Pada saat yang sama, Jokowi tampaknya tidak memiliki kekuatan military loyalty atau people loyalty yang cukup kuat. Hubungan Jokowi dengan militer tidak pernah benar-benar menonjol, hanya sebagai panglima tertinggi ketika dirinya menjadi presiden, berbeda misalnya dengan Prabowo Subianto yang memang dikenal sebagai tokoh berpengaruh dalam militer sebelum dirinya terpilih jadi presiden.

Sementara itu, terkait dukungan dari rakyat kepada Jokowi, meskipun masih ada, tidak selalu sekuat di awal kepemimpinannya. Kebijakan-kebijakan populis yang pernah membuatnya dicintai banyak orang kini tak lagi banyak terdengar, terutama dengan berbagai tantangan ekonomi dan politik yang dihadapi negara.

Dalam konteks ini, kesalahan terbesar yang mungkin dilakukan Jokowi adalah ketergantungannya pada political loyalty, yang sama rapuhnya dengan yang dimiliki Pompey.
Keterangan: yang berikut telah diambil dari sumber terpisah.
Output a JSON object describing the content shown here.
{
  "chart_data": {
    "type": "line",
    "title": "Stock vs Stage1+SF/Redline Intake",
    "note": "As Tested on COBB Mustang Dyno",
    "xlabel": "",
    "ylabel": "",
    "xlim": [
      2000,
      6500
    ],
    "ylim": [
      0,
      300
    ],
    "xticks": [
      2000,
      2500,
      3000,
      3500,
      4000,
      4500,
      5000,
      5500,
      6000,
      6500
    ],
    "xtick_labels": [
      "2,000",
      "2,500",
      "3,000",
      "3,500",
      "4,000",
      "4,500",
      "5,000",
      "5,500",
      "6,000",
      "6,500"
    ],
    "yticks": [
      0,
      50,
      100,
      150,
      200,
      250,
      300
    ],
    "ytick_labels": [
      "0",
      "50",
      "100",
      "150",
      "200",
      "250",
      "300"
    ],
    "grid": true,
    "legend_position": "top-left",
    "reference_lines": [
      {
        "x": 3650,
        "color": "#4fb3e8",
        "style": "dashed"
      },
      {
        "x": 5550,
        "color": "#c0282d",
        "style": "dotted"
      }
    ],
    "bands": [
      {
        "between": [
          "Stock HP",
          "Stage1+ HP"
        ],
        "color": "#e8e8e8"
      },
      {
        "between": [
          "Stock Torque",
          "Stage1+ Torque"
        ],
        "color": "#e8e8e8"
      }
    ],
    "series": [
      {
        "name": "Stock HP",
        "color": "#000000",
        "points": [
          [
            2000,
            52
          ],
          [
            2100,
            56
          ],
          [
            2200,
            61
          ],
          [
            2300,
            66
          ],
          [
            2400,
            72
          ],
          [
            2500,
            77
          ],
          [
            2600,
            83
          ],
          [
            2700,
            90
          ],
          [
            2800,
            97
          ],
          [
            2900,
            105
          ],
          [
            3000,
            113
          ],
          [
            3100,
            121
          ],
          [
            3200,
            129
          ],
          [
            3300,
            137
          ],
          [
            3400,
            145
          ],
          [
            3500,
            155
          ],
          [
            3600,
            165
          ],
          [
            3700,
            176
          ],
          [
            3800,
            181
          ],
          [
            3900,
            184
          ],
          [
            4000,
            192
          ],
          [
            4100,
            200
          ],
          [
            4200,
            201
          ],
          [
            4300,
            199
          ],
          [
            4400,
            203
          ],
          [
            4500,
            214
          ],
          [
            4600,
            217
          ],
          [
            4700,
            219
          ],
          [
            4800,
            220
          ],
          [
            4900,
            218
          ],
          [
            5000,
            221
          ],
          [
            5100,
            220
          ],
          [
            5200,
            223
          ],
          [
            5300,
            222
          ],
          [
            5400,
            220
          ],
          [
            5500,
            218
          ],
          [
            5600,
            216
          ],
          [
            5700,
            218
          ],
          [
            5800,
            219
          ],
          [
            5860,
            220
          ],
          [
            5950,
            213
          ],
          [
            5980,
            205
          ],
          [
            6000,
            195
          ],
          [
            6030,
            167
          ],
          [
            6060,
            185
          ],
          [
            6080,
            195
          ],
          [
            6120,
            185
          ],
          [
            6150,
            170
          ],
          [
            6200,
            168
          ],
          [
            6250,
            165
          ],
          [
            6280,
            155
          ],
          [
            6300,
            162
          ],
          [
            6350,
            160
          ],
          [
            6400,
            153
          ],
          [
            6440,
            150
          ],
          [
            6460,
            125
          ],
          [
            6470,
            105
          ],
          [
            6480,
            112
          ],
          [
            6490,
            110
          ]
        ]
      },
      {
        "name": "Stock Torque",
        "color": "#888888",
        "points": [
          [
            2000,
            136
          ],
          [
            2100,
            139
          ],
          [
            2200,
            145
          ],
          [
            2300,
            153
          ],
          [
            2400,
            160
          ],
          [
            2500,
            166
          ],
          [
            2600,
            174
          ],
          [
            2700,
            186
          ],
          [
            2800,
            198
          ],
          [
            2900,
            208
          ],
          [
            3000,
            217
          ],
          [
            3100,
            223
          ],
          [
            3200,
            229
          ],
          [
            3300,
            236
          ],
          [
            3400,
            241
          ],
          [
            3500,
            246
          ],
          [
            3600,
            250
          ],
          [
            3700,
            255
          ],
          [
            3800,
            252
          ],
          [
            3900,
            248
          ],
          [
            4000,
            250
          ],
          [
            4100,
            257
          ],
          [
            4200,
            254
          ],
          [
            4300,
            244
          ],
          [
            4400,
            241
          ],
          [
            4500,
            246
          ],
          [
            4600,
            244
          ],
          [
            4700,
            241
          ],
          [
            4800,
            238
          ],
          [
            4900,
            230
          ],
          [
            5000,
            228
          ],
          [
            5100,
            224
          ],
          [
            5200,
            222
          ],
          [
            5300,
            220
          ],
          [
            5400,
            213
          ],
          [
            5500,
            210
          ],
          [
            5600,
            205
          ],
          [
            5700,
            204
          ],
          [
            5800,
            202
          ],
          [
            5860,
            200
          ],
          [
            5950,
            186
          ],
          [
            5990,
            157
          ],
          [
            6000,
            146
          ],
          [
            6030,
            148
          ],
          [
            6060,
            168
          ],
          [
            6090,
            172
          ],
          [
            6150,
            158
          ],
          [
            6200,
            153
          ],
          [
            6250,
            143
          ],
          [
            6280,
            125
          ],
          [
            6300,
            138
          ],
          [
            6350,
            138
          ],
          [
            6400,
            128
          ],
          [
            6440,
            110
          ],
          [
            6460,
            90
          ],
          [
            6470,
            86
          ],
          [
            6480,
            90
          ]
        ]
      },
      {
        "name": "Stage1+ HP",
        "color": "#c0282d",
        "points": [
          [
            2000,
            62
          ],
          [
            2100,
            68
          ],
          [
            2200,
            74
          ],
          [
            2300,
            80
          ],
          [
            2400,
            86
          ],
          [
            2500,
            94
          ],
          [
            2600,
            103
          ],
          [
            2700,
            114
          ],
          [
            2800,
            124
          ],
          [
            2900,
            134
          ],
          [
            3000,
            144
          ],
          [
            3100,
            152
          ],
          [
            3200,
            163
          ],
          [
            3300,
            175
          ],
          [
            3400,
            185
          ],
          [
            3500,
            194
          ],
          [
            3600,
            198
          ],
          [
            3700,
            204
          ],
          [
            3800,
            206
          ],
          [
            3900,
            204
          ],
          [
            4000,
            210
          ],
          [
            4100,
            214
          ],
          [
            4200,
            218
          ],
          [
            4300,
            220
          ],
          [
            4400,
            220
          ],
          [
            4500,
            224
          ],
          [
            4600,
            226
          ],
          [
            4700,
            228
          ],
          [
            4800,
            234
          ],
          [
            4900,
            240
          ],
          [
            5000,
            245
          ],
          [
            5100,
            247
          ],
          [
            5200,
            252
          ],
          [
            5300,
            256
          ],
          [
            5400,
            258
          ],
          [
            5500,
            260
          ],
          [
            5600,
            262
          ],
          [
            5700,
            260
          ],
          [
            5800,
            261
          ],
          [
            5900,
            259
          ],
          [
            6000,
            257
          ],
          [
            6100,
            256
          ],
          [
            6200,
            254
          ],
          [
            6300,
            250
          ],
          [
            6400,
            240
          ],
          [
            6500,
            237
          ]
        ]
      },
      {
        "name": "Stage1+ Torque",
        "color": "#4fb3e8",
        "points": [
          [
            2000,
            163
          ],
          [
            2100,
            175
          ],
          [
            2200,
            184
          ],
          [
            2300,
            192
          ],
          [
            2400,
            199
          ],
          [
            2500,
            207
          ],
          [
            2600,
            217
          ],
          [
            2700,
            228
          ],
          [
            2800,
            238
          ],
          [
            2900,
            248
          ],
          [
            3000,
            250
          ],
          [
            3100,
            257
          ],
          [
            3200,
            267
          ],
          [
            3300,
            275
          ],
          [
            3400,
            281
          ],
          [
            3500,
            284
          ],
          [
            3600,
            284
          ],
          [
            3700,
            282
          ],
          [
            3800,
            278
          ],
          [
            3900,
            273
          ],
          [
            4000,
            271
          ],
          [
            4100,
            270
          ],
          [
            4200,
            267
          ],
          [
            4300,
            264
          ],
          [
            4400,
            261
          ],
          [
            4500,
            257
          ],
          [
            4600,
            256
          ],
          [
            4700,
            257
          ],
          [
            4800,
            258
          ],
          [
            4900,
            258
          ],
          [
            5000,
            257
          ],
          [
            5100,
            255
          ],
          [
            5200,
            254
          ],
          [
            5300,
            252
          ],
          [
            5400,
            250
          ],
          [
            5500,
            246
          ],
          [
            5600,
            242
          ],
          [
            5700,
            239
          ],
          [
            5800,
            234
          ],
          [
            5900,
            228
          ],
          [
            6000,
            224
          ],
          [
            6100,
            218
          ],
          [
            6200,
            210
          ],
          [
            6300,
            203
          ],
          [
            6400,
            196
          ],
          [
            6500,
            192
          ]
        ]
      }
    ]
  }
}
Tanpa kekuatan people loyalty dan military loyalty yang dapat menopang pengaruh politiknya, Jokowi bisa menghadapi situasi yang serupa dengan Pompey: kehilangan kekuasaan ketika para elite politik yang dulu mendukungnya beralih ke pihak yang lebih kuat atau lebih menguntungkan secara politis.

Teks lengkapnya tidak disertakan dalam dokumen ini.